Por cuestiones del destino, quiso el Todopoderoso que yo naciera en medio de una furibunda sinfonía, pues tras oírse un estruendo de un cañonazo atmosférico, se escuchó el plañido renacido de una criatura que ya ansiaba venir a este mundo desde el día en que se engendró.

Con pocas fuerzas y derrengada, Charlotte logró decir unas leves palabras ante la presencia de su marido, Enrique; aquella noche lluviosa de 1921:

-      Atalía Sinara…

Después no pudo decir más nada.
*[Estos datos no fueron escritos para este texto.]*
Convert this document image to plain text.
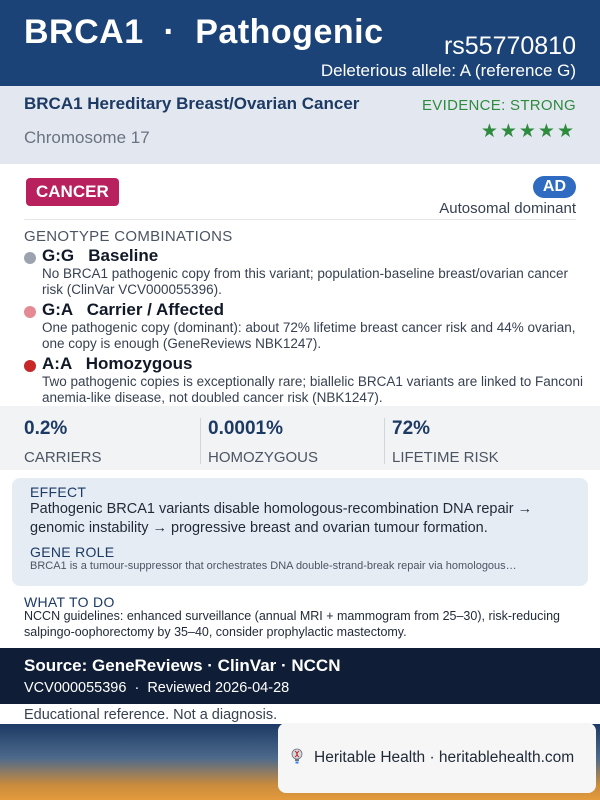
BRCA1  ·  Pathogenic rs55770810
Deleterious allele: A (reference G)
BRCA1 Hereditary Breast/Ovarian Cancer
Chromosome 17
EVIDENCE: STRONG
★★★★★
CANCER	AD
Autosomal dominant
GENOTYPE COMBINATIONS
G:G Baseline
No BRCA1 pathogenic copy from this variant; population-baseline breast/ovarian cancer risk (ClinVar VCV000055396).
G:A Carrier / Affected
One pathogenic copy (dominant): about 72% lifetime breast cancer risk and 44% ovarian, one copy is enough (GeneReviews NBK1247).
A:A Homozygous
Two pathogenic copies is exceptionally rare; biallelic BRCA1 variants are linked to Fanconi anemia-like disease, not doubled cancer risk (NBK1247).
0.2%
CARRIERS
0.0001%
HOMOZYGOUS
72%
LIFETIME RISK
EFFECT
Pathogenic BRCA1 variants disable homologous-recombination DNA repair → genomic instability → progressive breast and ovarian tumour formation.
GENE ROLE
BRCA1 is a tumour-suppressor that orchestrates DNA double-strand-break repair via homologous…
WHAT TO DO
NCCN guidelines: enhanced surveillance (annual MRI + mammogram from 25–30), risk-reducing salpingo-oophorectomy by 35–40, consider prophylactic mastectomy.
Source: GeneReviews · ClinVar · NCCN
VCV000055396  ·  Reviewed 2026-04-28
Educational reference. Not a diagnosis.
Heritable Health · heritablehealth.com
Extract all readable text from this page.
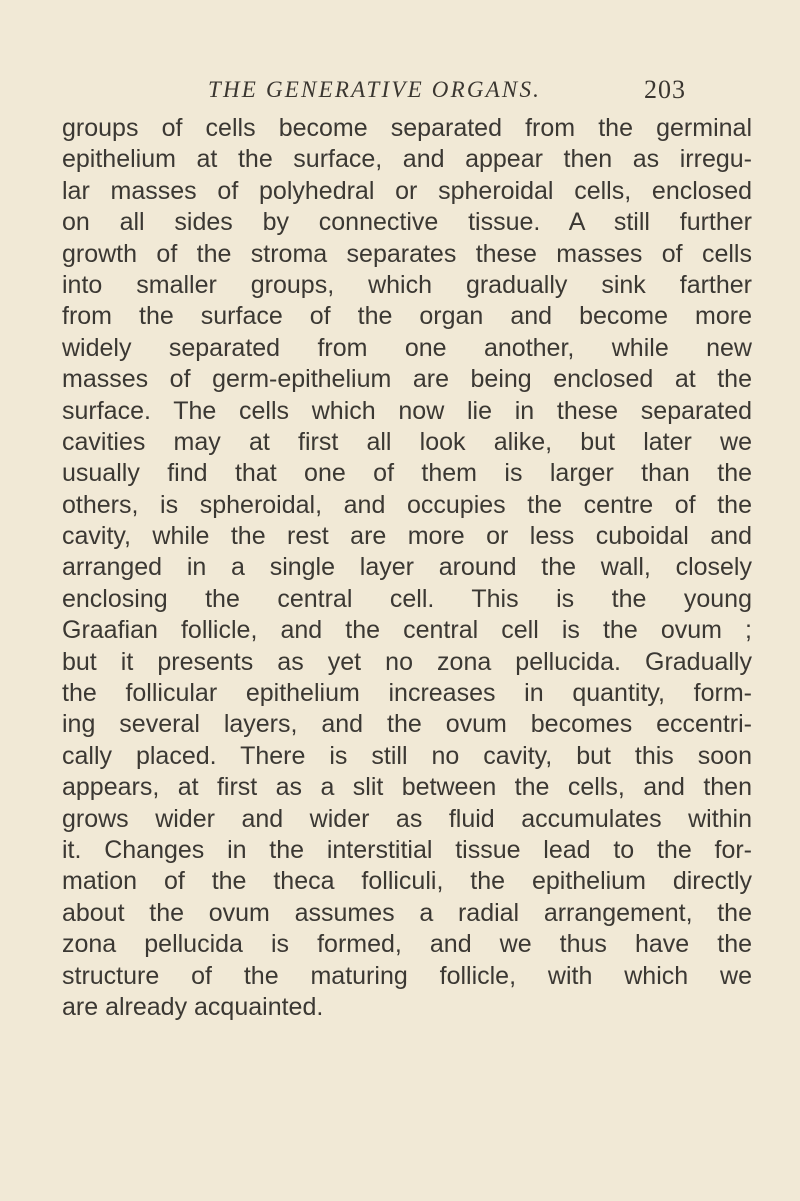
THE GENERATIVE ORGANS.	203
groups of cells become separated from the germinal
epithelium at the surface, and appear then as irregu-
lar masses of polyhedral or spheroidal cells, enclosed
on all sides by connective tissue. A still further
growth of the stroma separates these masses of cells
into smaller groups, which gradually sink farther
from the surface of the organ and become more
widely separated from one another, while new
masses of germ-epithelium are being enclosed at the
surface. The cells which now lie in these separated
cavities may at first all look alike, but later we
usually find that one of them is larger than the
others, is spheroidal, and occupies the centre of the
cavity, while the rest are more or less cuboidal and
arranged in a single layer around the wall, closely
enclosing the central cell. This is the young
Graafian follicle, and the central cell is the ovum ;
but it presents as yet no zona pellucida. Gradually
the follicular epithelium increases in quantity, form-
ing several layers, and the ovum becomes eccentri-
cally placed. There is still no cavity, but this soon
appears, at first as a slit between the cells, and then
grows wider and wider as fluid accumulates within
it. Changes in the interstitial tissue lead to the for-
mation of the theca folliculi, the epithelium directly
about the ovum assumes a radial arrangement, the
zona pellucida is formed, and we thus have the
structure of the maturing follicle, with which we
are already acquainted.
Pero fue suficiente para comprender lo que quiso decir en medio de tantas emociones encontradas.

Algo desasosegado y efervescente, Enrique tomó a la pequeña entre sus negras y toscas manos. Él, que no dejaba de reír ante el suceso, solo pudo repetir a tono de confirmación el nombre que su mujer había dicho anteriormente.

Y así fue como nació esa niña a la que conocieron sus padres desde su llegada a este mundo como Atalía Sinara Calderón Peabody, la hija de un camagüeyano y de una jamaiquina, nacida en un pueblo del que ya nadie se acuerda.